- Autosomal recessive pattern is the inheritance manner of this condition
- Causes: Mutations in the LIPH, LPAR6 or KRT2 genes

= Woolly hair autosomal recessive =

Woolly hair autosomal recessive is a rare hereditary hair disorder characterized by sparse, short, curly hair.

==Signs/symptoms==

The scalp hair is sparse, short and curly. It grows slowly and stops growing after a few inches.

==Genetics==

This condition may be part of a more complex syndrome or an isolated mutation.

Isolated cases are due to mutations in the lipase member H (LIPH), lysophosphatidic acid receptor 6 (LPAR6) or keratin 2A (KRT2) genes. Isolated cases are inherited in an autosomal recessive fashion.

==Epidemiology==

This is rare disorder. Precise estimates of its prevalence are not known.

==Diagnosis==

This is made by light microscopy.
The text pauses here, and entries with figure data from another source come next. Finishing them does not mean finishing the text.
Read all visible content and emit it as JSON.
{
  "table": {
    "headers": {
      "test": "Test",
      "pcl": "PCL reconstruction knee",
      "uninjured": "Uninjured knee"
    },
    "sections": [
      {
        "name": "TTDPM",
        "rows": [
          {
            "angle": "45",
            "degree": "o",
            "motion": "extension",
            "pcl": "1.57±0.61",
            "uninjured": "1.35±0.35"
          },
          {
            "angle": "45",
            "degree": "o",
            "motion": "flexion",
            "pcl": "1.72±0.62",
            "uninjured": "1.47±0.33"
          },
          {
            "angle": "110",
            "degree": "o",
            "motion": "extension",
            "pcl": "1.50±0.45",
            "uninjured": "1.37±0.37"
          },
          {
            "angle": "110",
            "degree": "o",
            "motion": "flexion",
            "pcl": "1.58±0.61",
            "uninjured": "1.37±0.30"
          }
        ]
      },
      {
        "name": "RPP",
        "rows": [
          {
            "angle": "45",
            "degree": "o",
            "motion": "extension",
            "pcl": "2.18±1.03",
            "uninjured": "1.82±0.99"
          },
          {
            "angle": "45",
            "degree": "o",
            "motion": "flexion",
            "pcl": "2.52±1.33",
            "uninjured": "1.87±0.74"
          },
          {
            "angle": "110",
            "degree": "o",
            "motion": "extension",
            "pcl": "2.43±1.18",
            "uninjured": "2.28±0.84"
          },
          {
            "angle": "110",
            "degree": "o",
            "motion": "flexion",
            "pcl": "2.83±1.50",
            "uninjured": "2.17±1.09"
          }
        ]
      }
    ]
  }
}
A number of structural anomalies are visible under light microscopy including trichorrhexis nodosa and tapered ends.

===Differential diagnosis===

- Cardiofaciocutaneous syndrome
- Naxos disease
- Palmoplantar keratoderma and cardiomyopathy syndrome

==Treatment==

There is no treatment for this condition known at present.

==Prognosis==

In isolate cases life expectancy is normal and there are no other related problems.

As part of another syndrome this will depend on the other features of the syndrome.